Rays of dawn filtered through the water and cast light through the glass. Glowing jellyrays turned almost invisible as the daylight took them over, flickering back to their nighttime radiance as they passed beneath the shadows of the trees.

None of it made it through to him.

How could it? Even the nerve-wracking notion that he and the new person would hate each other was pushed to the back of his mind. That wasn’t something that could possibly happen; it just wasn’t conceivable as an option for Ryley. His head was full of whatever the future might hold- god, it had been so long, he had almost forgotten what it was like to live with other people. Nobody really talked to him that much, but remembering some of the friend groups in Cabin 3 made his heart race. Sitting together and laughing over meals, late-night chats about whatever…

Bam! He was abruptly pulled back to reality as the submarine slammed right into a spadefish. Yellow blood seeped into the water as the bruised fish went limp and began to float. He slipped out of the seamoth and stuffed it into his suit, taking a second to appreciate the reefback leviathans. Their calls made a sense of safety wash through his veins, still as soft as the first time he heard them.

He coasted to the edge of the shallows, eventually snatching up a boomerang. As it wriggled in his hand, the PDA warbled. “Consider disguising the flavor of unsavory meat with salt, or other locally available herbs and spices.”

He rolled his eyes, but contemplated it. His new friend might not be the type to settle for refabricated meat like he was. He wasn’t the best at making food, sure, but he could juice a lantern fruit just fine… he pried a salt deposit off of the limestone, just in case. A bladderfish swam by- right, he’d need to get some water too. He grabbed it, but regular fabricator water wouldn’t do. He’d need some coral tube samples for bleach- some more salt, too. He should probably grab a piece of metal salvage so that he could make another chair for the table- maybe grab a few more fish in case the other guy didn’t like spadefish or boomerang-

The PDA beeped. “Inventory full.”

He took a second to breathe before getting back in the seamoth. He was getting way too ahead of himself.

The ride back to the base was quiet. All kinds of disconnected thoughts kept coming back to him, but he pushed them away to focus on the task at hand. Passing through the grassy plateaus, the sight of Lifepod 6 broken open through the top made his head spin. 

He gripped the steering wheel a little harder. Not again. Not this time.

The sight of his base in the canopy didn’t help his vertigo. Little worries poked through his hope- maybe he didn’t put enough oxygen in the tank, maybe the kharaa was just hidden and would reappear as soon as he took him out of the tank, maybe, maybe, maybe-

…The bioreactor was low on fuel, might as well grab some blood oil while he was outside.

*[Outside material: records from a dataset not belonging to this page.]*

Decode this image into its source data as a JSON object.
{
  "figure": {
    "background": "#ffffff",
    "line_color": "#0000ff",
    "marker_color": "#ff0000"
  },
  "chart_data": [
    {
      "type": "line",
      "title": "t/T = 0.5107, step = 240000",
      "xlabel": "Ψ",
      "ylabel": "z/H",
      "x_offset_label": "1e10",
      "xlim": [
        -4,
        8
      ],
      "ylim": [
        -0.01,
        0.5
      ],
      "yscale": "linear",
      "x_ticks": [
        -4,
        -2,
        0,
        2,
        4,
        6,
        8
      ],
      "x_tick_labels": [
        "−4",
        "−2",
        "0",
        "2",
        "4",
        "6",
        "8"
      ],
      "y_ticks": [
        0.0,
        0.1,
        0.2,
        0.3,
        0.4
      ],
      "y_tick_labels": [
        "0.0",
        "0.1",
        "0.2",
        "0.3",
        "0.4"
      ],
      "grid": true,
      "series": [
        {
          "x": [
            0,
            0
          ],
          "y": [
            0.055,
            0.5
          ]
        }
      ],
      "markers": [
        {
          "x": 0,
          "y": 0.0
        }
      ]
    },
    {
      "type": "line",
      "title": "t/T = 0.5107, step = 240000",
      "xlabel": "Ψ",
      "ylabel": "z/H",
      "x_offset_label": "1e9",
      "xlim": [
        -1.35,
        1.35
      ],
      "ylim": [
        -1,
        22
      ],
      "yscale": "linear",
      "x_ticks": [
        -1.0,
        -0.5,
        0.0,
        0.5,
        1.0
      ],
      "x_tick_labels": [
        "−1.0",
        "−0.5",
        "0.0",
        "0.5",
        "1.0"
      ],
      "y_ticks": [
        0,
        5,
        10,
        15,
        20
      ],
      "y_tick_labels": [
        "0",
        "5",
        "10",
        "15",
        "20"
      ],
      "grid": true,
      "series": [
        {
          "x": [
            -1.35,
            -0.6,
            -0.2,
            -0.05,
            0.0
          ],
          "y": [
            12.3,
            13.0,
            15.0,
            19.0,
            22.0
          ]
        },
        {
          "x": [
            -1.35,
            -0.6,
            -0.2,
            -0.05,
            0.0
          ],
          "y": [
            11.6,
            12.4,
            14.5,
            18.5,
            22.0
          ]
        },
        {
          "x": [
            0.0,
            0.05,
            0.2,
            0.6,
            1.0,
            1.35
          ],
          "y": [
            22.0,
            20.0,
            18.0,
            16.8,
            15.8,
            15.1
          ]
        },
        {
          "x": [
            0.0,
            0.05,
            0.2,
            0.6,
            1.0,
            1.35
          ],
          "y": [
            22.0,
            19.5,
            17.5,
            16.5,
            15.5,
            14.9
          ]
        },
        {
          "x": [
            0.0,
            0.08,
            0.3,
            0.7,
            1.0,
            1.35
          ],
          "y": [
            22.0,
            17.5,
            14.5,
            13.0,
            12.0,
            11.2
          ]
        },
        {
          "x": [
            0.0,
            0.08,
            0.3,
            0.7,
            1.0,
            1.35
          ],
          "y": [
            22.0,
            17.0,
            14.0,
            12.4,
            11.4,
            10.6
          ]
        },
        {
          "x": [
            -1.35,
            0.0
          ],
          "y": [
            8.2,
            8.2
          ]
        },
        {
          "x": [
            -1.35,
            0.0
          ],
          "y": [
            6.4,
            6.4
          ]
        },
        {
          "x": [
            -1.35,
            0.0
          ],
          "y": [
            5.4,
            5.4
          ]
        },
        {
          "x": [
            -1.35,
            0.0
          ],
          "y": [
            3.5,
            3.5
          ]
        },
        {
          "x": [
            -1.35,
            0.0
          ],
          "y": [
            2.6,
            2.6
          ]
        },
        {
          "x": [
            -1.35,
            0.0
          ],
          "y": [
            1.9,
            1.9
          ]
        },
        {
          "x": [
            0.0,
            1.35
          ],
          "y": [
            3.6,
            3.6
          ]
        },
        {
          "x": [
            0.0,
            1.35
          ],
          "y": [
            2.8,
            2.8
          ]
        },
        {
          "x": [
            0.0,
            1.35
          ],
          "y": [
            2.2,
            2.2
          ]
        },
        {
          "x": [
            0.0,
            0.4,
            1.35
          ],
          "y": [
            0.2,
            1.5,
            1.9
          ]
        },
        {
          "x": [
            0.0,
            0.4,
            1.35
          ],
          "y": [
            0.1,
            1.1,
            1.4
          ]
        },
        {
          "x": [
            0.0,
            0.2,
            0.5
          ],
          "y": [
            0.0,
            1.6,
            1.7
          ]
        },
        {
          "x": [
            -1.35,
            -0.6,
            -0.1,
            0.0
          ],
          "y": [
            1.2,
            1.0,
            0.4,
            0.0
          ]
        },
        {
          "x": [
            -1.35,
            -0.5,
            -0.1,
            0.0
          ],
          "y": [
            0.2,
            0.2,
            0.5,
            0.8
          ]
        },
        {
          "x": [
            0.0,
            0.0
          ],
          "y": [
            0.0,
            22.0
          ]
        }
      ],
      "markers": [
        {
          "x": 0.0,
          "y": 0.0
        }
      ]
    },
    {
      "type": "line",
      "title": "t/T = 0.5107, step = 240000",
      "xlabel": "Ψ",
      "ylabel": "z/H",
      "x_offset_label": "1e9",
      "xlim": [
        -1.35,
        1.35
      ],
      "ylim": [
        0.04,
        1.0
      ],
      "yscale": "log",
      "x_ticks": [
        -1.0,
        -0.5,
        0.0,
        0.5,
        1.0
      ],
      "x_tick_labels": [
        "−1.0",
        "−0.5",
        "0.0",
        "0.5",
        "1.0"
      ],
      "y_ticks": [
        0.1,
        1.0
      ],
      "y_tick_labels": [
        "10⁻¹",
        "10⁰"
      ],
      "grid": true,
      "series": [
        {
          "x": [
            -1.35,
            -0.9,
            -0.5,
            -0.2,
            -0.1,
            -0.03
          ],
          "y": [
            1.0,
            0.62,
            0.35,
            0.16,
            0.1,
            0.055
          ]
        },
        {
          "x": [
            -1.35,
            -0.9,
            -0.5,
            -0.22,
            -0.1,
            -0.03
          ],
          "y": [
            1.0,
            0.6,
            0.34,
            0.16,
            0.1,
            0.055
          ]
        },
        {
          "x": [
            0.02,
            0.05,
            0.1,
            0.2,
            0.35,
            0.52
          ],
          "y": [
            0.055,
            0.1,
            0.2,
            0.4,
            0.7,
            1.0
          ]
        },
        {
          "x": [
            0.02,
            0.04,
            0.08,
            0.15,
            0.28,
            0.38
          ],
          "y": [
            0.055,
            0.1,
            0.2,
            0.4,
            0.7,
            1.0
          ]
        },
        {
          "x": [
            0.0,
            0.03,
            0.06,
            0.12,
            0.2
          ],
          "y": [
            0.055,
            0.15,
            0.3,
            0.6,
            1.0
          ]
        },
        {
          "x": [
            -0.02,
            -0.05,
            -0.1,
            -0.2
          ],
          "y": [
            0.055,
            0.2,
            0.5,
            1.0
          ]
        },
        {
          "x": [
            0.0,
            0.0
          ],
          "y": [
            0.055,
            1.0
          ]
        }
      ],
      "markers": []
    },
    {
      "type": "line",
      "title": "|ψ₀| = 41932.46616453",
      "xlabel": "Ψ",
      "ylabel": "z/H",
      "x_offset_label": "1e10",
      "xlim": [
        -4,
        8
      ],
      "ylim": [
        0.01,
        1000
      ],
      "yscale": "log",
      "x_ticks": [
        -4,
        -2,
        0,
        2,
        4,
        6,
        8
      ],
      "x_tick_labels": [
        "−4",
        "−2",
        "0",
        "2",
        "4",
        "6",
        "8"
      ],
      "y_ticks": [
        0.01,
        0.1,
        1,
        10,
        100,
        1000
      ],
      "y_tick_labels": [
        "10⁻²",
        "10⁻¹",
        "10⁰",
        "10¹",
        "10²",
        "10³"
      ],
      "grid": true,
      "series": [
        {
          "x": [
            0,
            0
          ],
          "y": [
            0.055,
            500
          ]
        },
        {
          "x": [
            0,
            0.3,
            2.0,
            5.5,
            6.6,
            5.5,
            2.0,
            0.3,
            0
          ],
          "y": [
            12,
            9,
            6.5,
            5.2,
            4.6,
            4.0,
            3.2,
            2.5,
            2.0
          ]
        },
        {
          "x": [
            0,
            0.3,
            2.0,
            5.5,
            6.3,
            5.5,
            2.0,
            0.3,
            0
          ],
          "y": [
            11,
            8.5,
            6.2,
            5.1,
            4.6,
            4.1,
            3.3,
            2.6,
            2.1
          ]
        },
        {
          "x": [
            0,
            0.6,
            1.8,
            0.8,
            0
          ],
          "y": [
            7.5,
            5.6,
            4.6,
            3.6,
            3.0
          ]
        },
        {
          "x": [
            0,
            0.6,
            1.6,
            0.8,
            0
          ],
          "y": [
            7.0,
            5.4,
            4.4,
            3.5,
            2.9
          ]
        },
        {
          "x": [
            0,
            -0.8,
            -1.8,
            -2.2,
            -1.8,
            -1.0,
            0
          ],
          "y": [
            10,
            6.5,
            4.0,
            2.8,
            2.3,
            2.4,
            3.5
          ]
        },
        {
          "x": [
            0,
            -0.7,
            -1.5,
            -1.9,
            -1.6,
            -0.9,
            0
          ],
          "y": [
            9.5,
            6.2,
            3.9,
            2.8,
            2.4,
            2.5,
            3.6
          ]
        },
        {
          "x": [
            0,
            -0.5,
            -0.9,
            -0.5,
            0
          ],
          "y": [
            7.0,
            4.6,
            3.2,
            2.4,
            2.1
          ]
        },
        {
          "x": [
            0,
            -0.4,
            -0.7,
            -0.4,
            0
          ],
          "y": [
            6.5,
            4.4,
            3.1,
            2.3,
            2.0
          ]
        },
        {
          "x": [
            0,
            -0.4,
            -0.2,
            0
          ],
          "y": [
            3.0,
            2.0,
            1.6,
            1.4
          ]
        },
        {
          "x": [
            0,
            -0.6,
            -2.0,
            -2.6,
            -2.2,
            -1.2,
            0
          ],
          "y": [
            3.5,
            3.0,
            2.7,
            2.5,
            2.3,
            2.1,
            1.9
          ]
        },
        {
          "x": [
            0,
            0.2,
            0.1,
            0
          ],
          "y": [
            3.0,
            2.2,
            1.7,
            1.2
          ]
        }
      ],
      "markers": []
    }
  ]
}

He parked the seamoth next to the outdoor growbeds and knelt next to the blood kelp. The sacs of red oil and seeds squished and morphed under his hands as he pried them from the roots, carefully cutting away any stubborn spots. Only four sacs were needed to fill the bioreactor, so one more would be fine-

The knife snapped forward from a tough root and cut clean through the membrane. Red liquid as thick as blood poured through the water, the taste of it leaking into his rebreather making him recoil. As he flailed his arms, fruitlessly trying to push it away from him, he caught a tiny glimpse of the garden through one of the windows.

And just like that, he froze.

For a second, he couldn’t move. He had to blink a few times to make sure he wasn’t hallucinating. But it didn’t fade, clear as day, it was right there-

The figure ran from the window.

Ryley couldn’t have pulled into the moonpool faster.